Configuring Keystore and Truststore Information for Inbound Messages

Edit online

About this task

You might want to configure webMethods API Gateway to refer to a default keystore, truststore, or both, before deploying any SOAP message flows that require signature, encryption, X.509 authentication, and so on, as configured in the Inbound Auth - Message policy.

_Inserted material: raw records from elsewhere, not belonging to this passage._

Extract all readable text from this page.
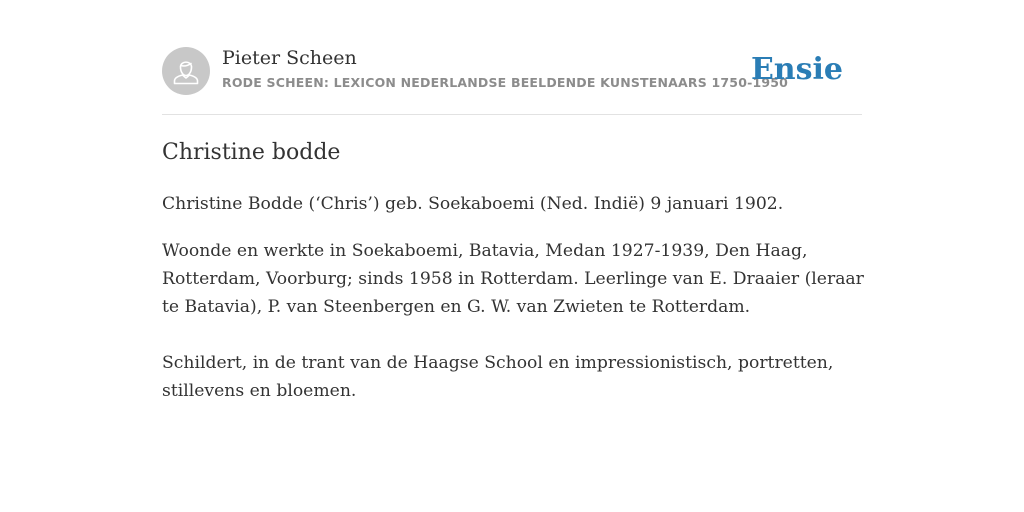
Pieter Scheen
RODE SCHEEN: LEXICON NEDERLANDSE BEELDENDE KUNSTENAARS 1750-1950
Ensie
Christine bodde

Christine Bodde (‘Chris’) geb. Soekaboemi (Ned. Indië) 9 januari 1902.

Woonde en werkte in Soekaboemi, Batavia, Medan 1927-1939, Den Haag, Rotterdam, Voorburg; sinds 1958 in Rotterdam. Leerlinge van E. Draaier (leraar te Batavia), P. van Steenbergen en G. W. van Zwieten te Rotterdam.

Schildert, in de trant van de Haagse School en impressionistisch, portretten, stillevens en bloemen.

The default keystore and truststore are that you want webMethods API Gateway to use for the incoming secured messages.

To configure keystore and truststore settings for inbound messages

Procedure

  1. Expand the menu options icon , in the title bar, and select Administration.
  2. Select Security > Keystore/Truststore.
    A list of existing keystores and truststores loaded during startup, and those created in webMethods API Gateway and the corresponding details appears.
  3. To configure API Gateway's default keystore and truststore alias for incoming secured messages, provide the following information in the Configure keystore and truststore settings for inbound messages section:
    Field Description
    Keystore alias Select a keystore that webMethods API Gateway uses for incoming message-level security.

    Lists all available keystores. If you have not configured any keystore, the list is empty.

    Key alias (signing) Select the alias for the private key to sign the outgoing response from webMethods API Gateway to the original client.

    This alias value validates the inbound requests to webMethods API Gateway and signs the outgoing response from webMethods API Gateway to the original client. This field is auto-populated based on the selected keystore alias. It lists all the aliases available in the chosen keystore. If there are no configured keystores, this field is empty.

    Truststore alias The alias for the truststore that contains the list of CA certificates that webMethods API Gateway uses to validate the trust relationship with the client.
  4. Click Save.

What to do next

Post-requisites

While securing the SOAP APIs using WS-Security policies, perform the following:

  1. Restart the server after configuring keystore and truststore information for the configuration to take effect.
  2. Deactivate the APIs that have Inbound Auth - Message policy enforced.
  3. Update the keystore and truststore configuration.
  4. Activate the APIs that were deactivated.